I can’t help but sink into him. Just a little. He lets me, but the decadent silk on silk press of my body against his isn’t as relaxing as I thought it would be. He’s too warm. Too firm. He smells too much like the books that kept my imagination vivid and awake through these last four lonely years.
“Oh, that’s quite all right,” I say, my voice on the wrong side of breathy. “It’s, well, it’s surprisingly hard to hear, but it’s not like I expected help to arrive after all this time. I’m not quite that naive.” I shake my head. “I’m okay. I’m sorry.”
“Hm.” He cups my chin in those long, elegant fingers, but I can’t be snared in those eyes again. I try to turn my face but end up rubbing my cheek into his palm instead.
He releases a long breath, then murmurs, “Did help not arrive, though?”
He brushes his thumb over the seam of my mouth. My eyes flutter closed as a shiver traces its way over my scalp and down my spine, and I need to force them back open. I blush at how intensely he regards me. I don’t think I’ve ever met someone with such single-minded focus. Like the whole world has just faded away and we stand together, alone in some kind of hazy, dreamy abyss.
“I—” I clear my throat as his thumb dips briefly into the warm, slick heat of my mouth before he withdraws. I only just stop myself from panting. “I suppose it did.”
Those pretty lips take a sweet, lunate curve, and then he draws me back into motion down the hall. I’m reminded that there is, in fact, a world around us. And there are four other men awaiting me. Four men who are expecting to form a ridiculous sex pact that is slowly sounding less and less ridiculous with every moment I spend in Jasper’s company.
He leads me around a corner, deeper into the lodge. Rosy lights brighten the spacious hall. Jasper matches my slow steps patiently, in silence, until the air between us swells, growing heavy and electric.

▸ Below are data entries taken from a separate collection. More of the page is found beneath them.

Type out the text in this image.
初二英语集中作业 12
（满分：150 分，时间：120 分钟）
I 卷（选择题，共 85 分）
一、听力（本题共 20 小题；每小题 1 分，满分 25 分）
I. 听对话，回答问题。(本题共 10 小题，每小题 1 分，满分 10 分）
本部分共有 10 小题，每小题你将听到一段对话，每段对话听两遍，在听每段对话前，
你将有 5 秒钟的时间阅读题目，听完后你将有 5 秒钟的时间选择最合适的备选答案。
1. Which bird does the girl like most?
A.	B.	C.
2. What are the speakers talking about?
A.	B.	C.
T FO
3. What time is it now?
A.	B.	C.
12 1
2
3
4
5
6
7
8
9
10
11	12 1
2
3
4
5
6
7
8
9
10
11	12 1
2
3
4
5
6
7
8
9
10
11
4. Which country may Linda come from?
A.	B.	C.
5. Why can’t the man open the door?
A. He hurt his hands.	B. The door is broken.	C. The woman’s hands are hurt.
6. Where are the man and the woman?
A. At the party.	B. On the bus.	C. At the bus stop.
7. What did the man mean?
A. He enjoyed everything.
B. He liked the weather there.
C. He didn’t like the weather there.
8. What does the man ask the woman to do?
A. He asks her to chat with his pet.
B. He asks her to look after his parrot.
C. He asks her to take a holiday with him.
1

I have to fight to stop my hands from fidgeting, my body tingling and pulsing with . . . nerves? Surely it’s nerves.
“You have a lovely home,” I blurt.
The curve to his lips deepens, but he says nothing.
I’m not usually a person who needs to fill silence, but my pulse is jittery. Carbonated. It’s making things bubble out of me.
“So have you lived here long?” Just stop talking, Eden. Please, for the love of God.
Jasper quirks a brow and lets me stew in my embarrassment for a moment, damn him.
“Yes, I have,” he finally says, then adds, “This was my family home, and later my personal retreat, before the world disappeared. My mother was from Gangnam-gu, in Seoul. She fell in love with an American businessman, my father, though she insisted that she fell in love with the scenery first. They built Bristlebrook, and it was their sanctuary for many years before they retired in Seoul.”
We pause in front of a heavy door. “They left this home to me, and I was in the process of moving here after my retirement when everything fell apart. I suggested the Rangers join me when it became clear we could do no good where we were.”
I press my lips together. There’s a bitter undercurrent in his tone. I want to touch him, to offer him some small comfort, but I’m scared that if I do, I’ll end up floating away again.
I need to stay grounded right now.
“You’re too young to be retired,” I say instead of pressing.
“It was foolish of me, but there was something I thought I could outrun. In the end, it only ended up chasing me here.” The smile on his lips turns cold, self-deprecating, but he grimaces. “Enough of that.”
The crease deepens between my brows, and I open my mouth, confused, but he cuts me off and pushes open the door.
“Welcome to Bristlebrook, Eden.”
The low murmuring in the room tapers off as the door swings open and it takes a moment for me to gather my courage and step inside. Dark floorboards span the room, covered in the center by a plush rug. The natural gray rock of the cliff forms the walls and ceiling of the large, cave-like room, reminding me of my last home.